Die Digitalisierung stellt uns, unsere Gesellschaft und die Arbeitswelt vor große Herausforderungen. Damit verbunden ist ein Transformationsprozess, der nicht rein wirtschaftlich-technologischer, sondern gesamtgesellschaftlicher Natur ist. Die spannende Herausforderung liegt dabei in der Frage, wie die digitale Transformation systematisch in die Gesellschaft implementiert werden kann.
Die neuen digitalen Technologien bieten grundlegend andere Dimensionen der Informationsverfügbarkeit und radikal neue Möglichkeiten der Vernetzung. Nicht umsonst wird in diesem Kontext von einer disruptiven Innovation gesprochen. Cloud Computing, Big Data, Sharing Economy, dezentrale und individualisierte Fertigungstechniken wie auch autonome Systeme stehen als Schlagwörter für diese Entwicklung.
Problemfelder der Digitalisierung
So weit, so gut – und ingenieurtechnisch sicherlich ein lösbares Unterfangen. Wenn da nicht noch ein paar weitere Problemfelder wären, die weniger die technische Seite, sondern vielmehr die Wechselwirkung auf die Sozialgesellschaft in den Vordergrund rücken. Hier geht es beispielsweise um Unternehmenskultur und Kompetenzen, es geht um Einstellungen und Verhaltensweisen – es geht um das, was Arbeit prägt.
Welche digitalen Kompetenzen müssen Menschen in der Arbeitswelt haben, welche müssen sie erwerben? Wie können Schulen, Hochschulen und Universitäten den Lernenden diese digitalen Kompetenzen vermitteln? Und wie verhindern wir, dass die Digitalisierung digitale Gewinner und Verlierer hervorbringt? Fest steht, dass digitale Kompetenzen heutzutage unerlässlich sind für mehr digitale Teilhabe – und damit auch für gesellschaftliche Teilhabe.
Digitalisierung ist kein isolierter Prozess
Die Digitalisierung bietet vielfältige Innovationschancen. Dies gilt für Wirtschaft, Verwaltung und Politik ebenso wie für die Gesellschaft als ganze. Für die digitale Transformation gibt es offensichtlich keine Standardlösung. Und: Digitalisierung ist kein isolierter Prozess. Sie funktioniert nicht ohne Treiber, die die komplexen Digitalisierungsprozesse sehen, verstehen und voranbringen.
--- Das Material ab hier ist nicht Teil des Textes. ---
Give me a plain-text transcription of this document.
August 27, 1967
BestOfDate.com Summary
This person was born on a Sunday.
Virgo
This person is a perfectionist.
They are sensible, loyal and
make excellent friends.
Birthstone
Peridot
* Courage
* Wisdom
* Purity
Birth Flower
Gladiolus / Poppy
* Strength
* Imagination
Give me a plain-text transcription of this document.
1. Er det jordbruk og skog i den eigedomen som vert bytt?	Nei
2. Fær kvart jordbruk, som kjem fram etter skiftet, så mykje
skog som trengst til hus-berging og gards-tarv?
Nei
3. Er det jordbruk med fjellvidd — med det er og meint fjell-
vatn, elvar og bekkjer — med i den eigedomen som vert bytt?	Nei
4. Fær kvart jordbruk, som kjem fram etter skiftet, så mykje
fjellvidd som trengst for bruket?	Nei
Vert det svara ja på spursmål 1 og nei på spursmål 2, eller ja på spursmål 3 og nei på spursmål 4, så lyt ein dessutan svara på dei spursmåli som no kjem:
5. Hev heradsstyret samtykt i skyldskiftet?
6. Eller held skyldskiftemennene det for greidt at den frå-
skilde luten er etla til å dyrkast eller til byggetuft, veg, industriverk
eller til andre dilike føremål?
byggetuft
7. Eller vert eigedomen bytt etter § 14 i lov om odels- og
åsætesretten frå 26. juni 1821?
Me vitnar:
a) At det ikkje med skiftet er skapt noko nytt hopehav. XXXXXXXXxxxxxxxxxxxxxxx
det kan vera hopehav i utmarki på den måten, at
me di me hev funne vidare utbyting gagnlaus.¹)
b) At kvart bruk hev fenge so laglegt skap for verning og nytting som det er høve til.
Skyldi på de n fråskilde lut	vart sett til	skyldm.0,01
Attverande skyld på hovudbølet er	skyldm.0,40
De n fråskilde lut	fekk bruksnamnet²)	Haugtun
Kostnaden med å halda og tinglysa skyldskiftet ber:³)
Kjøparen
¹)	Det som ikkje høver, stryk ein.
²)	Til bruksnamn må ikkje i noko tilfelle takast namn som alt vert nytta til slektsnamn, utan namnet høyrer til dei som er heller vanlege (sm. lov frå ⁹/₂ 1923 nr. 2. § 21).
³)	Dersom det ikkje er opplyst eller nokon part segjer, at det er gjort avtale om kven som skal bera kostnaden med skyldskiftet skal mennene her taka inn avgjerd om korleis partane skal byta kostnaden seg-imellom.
Wer also Digitalisierung nur auf Technologien reduziert, liegt falsch. Nur wenige denken im Kontext von Digitalisierung auch an einen Kulturwandel. Dabei ist gerade dies die zwingende Voraussetzung für eine echte digitale Transformation. Man muss kein Digital Native sein, um die Chancen der Digitalisierung erfolgreich zu nutzen. Viel wichtiger ist es, die Herausforderung zu erkennen, sie anzunehmen, dem Umfeld eine Vision zu geben, den Wandel aktiv zu gestalten, zu evaluieren und in einem offenen, transparenten Dialog gegebenenfalls nachzujustieren.
Zur Person:
Unser Gastautor ist Geodät und seit 1993 Präsident des Verbandes Deutscher Vermessungsingenieure. Zudem ist er seit 2014 Präsident vom Zentralverband der Ingenieurvereine, einem Spitzenverband für Ingenieurverbände.